En fin, Corredor –como te han dicho siempre– piensa que los siete mil millones de habitantes actuales de este planeta, en trescientos años seremos todos parte del mismo cocido; y que sin importar dónde ¿en qué sitio? estaremos, sin duda, mejor que en este mundo superpoblado, estrecho y con gente que habrá olvidado la risa como parte fundamental de la vida; preocupados, como sin duda estarán, por sus raciones diarias de agua y comida. Habrá gente de clase alta, por supuesto, pero reducida a su mínima expresión, sin necesidad de relacionistas públicos porque su prioridad será la de esconderse de quienes los mantienen con vida; o sea, de los demás: subalternos y proletarios de una raza transgénica de humanos-pala, humanos-bisturí, humanos-pistola, etc… injertos de mujeres y hombres conectados desde su nacimiento a una herramienta de trabajo y, todo, para suplir el “bienestar” de una minoría cibernética de humanoides tan supremamente ricos que, más allá de toda comprensión, renunciarán a las emociones por la promesa de una relativa inmortalidad. ¡Imagina Fernando! Agradece que conociste la buena vida porque de eso no va a haber mucho más: en un par de siglos estará supeditada a la producción interminable de clones y microorganismos de cilicio introducidos en el cerebro para suplir las funciones básicas de memoria y reacciones instintivas. Lo único que no harán las máquinas será recordar que si bien la gente se moría de enfermedades tan tremendas como el cáncer, eran capaces de darle una trascendencia especial a su quehacer como ser humano, basado en el sentido del amor y el buen humor frente a la vida.
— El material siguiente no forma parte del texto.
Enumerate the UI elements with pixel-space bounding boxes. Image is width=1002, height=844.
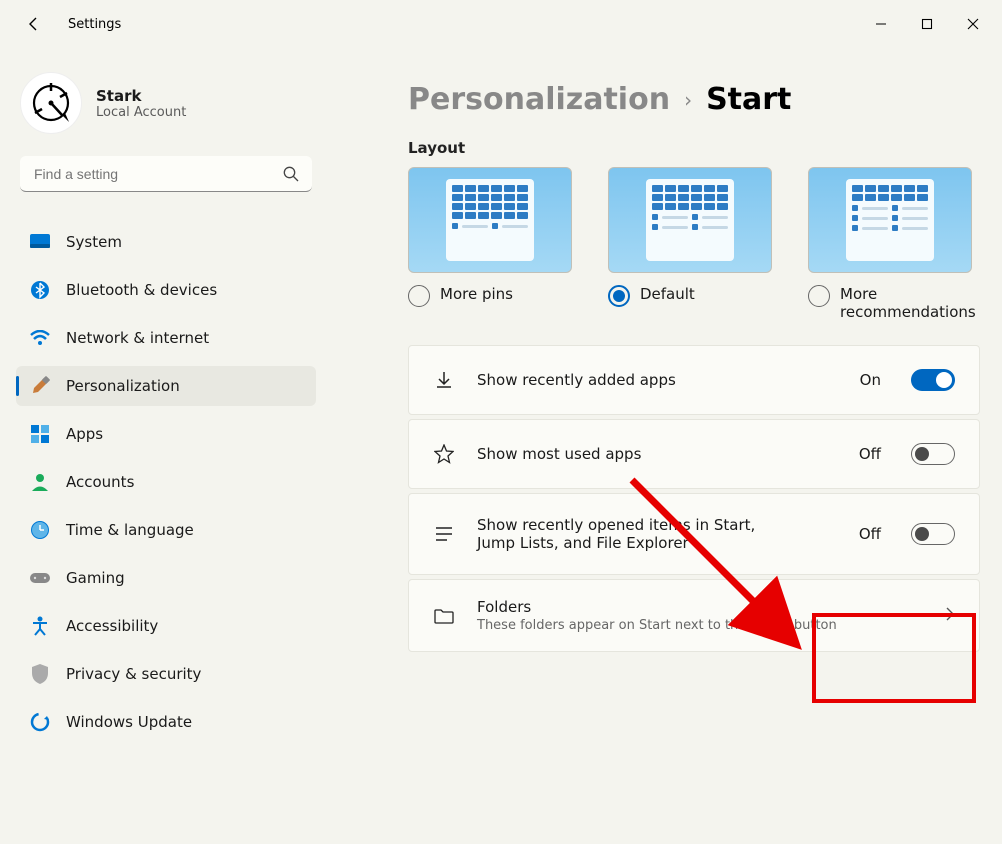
radio-label: Default [640,285,695,303]
layout-preview-more-pins [408,167,572,273]
nav-label: Privacy & security [66,665,201,683]
list-icon [433,526,455,542]
user-name: Stark [96,87,186,105]
sidebar-item-personalization[interactable]: Personalization [16,366,316,406]
setting-label: Show recently added apps [477,371,838,389]
sidebar-item-accessibility[interactable]: Accessibility [16,606,316,646]
layout-preview-default [608,167,772,273]
download-icon [433,370,455,390]
chevron-right-icon [945,606,955,626]
window-controls [858,8,996,40]
apps-icon [30,424,50,444]
nav-label: Network & internet [66,329,209,347]
nav-label: Accounts [66,473,134,491]
accessibility-icon [30,616,50,636]
breadcrumb: Personalization › Start [408,82,980,117]
setting-label: Folders [477,598,923,616]
layout-option-default[interactable]: Default [608,167,772,321]
paintbrush-icon [30,376,50,396]
setting-sub: These folders appear on Start next to th… [477,618,923,633]
folder-icon [433,608,455,624]
search-icon [282,165,300,187]
sidebar-item-apps[interactable]: Apps [16,414,316,454]
toggle-recent-items[interactable] [911,523,955,545]
bluetooth-icon [30,280,50,300]
titlebar: Settings [0,0,1002,48]
toggle-state: Off [859,525,881,543]
sidebar-item-update[interactable]: Windows Update [16,702,316,742]
nav: System Bluetooth & devices Network & int… [12,214,320,750]
maximize-button[interactable] [904,8,950,40]
setting-label: Show recently opened items in Start, Jum… [477,516,777,552]
sidebar-item-gaming[interactable]: Gaming [16,558,316,598]
nav-label: Bluetooth & devices [66,281,217,299]
radio-default[interactable] [608,285,630,307]
main-content: Personalization › Start Layout More pins [330,48,1002,844]
search-wrap [20,156,312,192]
nav-label: System [66,233,122,251]
nav-label: Windows Update [66,713,192,731]
update-icon [30,712,50,732]
back-button[interactable] [14,4,54,44]
setting-folders[interactable]: Folders These folders appear on Start ne… [408,579,980,652]
clock-icon [30,520,50,540]
layout-section-label: Layout [408,139,980,157]
chevron-right-icon: › [684,88,692,112]
wifi-icon [30,328,50,348]
layout-preview-more-recs [808,167,972,273]
minimize-button[interactable] [858,8,904,40]
shield-icon [30,664,50,684]
layout-options: More pins Default [408,167,980,321]
radio-more-recs[interactable] [808,285,830,307]
nav-label: Personalization [66,377,180,395]
breadcrumb-current: Start [706,82,791,117]
sidebar: Stark Local Account System Bluetooth & d… [0,48,330,844]
nav-label: Accessibility [66,617,158,635]
nav-label: Gaming [66,569,125,587]
radio-label: More recommendations [840,285,976,321]
sidebar-item-accounts[interactable]: Accounts [16,462,316,502]
search-input[interactable] [20,156,312,192]
gamepad-icon [30,568,50,588]
nav-label: Time & language [66,521,194,539]
radio-more-pins[interactable] [408,285,430,307]
toggle-recently-added[interactable] [911,369,955,391]
person-icon [30,472,50,492]
sidebar-item-time[interactable]: Time & language [16,510,316,550]
account-type: Local Account [96,105,186,120]
setting-recently-added-apps[interactable]: Show recently added apps On [408,345,980,415]
app-title: Settings [68,17,121,32]
layout-option-more-pins[interactable]: More pins [408,167,572,321]
toggle-state: On [860,371,881,389]
sidebar-item-privacy[interactable]: Privacy & security [16,654,316,694]
setting-recent-items[interactable]: Show recently opened items in Start, Jum… [408,493,980,575]
star-icon [433,444,455,464]
nav-label: Apps [66,425,103,443]
display-icon [30,232,50,252]
avatar [20,72,82,134]
sidebar-item-network[interactable]: Network & internet [16,318,316,358]
setting-most-used-apps[interactable]: Show most used apps Off [408,419,980,489]
layout-option-more-recs[interactable]: More recommendations [808,167,972,321]
toggle-most-used[interactable] [911,443,955,465]
breadcrumb-parent[interactable]: Personalization [408,82,670,117]
radio-label: More pins [440,285,513,303]
toggle-state: Off [859,445,881,463]
sidebar-item-system[interactable]: System [16,222,316,262]
user-block[interactable]: Stark Local Account [12,60,320,154]
close-button[interactable] [950,8,996,40]
setting-label: Show most used apps [477,445,837,463]
sidebar-item-bluetooth[interactable]: Bluetooth & devices [16,270,316,310]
Me alegra, y no puedo dejar de decírtelo, que le hagas fiestas y carantoñas a tu situación terminal porque en Bogotá nadie lo hace. Vivimos en una ciudad donde nos da pena morirnos, o reconocer que sufrimos, o llorar. Somos corajudos para cosas de poca monta, como robarle el periódico al vecino, criticar a los ministros, echarle balota negra a los nuevos ricos que quieren pertenecer al club, meter la mano en el erario público, echar discursos, tergiversar al socio, demandar al amigo, mentarle la madre al hermano y putear a dios; pero hipócritas y cobardes en lo fundamental, en lo que requiere de un acopio humano tal que preferimos amar sin compromiso, vivir sin arriesgar el pellejo, susurrar los orgasmos, calcular las palabras, ahorrar los abrazos y morirnos con la puerta cerrada en un cuarto de la Fundación Santa Fe.
Querido Fernando, aquí o allá nos veremos pronto. Un amigo latinoamericano enumeraba las personas grandiosas que se iba a encontrar después de la vida, incluidas su mujer y su hija que murieron en un trágico accidente de avión; y decía, en alguno de sus monólogos poéticos: “… y si tenés una enfermedad terminal, te pueden pasar dos cosas, las dos extraordinarias: sobrevivir, en cuyo caso conocerés la humil-dad que tanta paz nos aporta; o morir, en cuyo caso salís de este cuerpo tan ingrato y estorboso.” Te dedico estas palabras de Facundo Cabral y cuenta con mi presencia en tu cremación, a menos que tenga cita con la manicurista.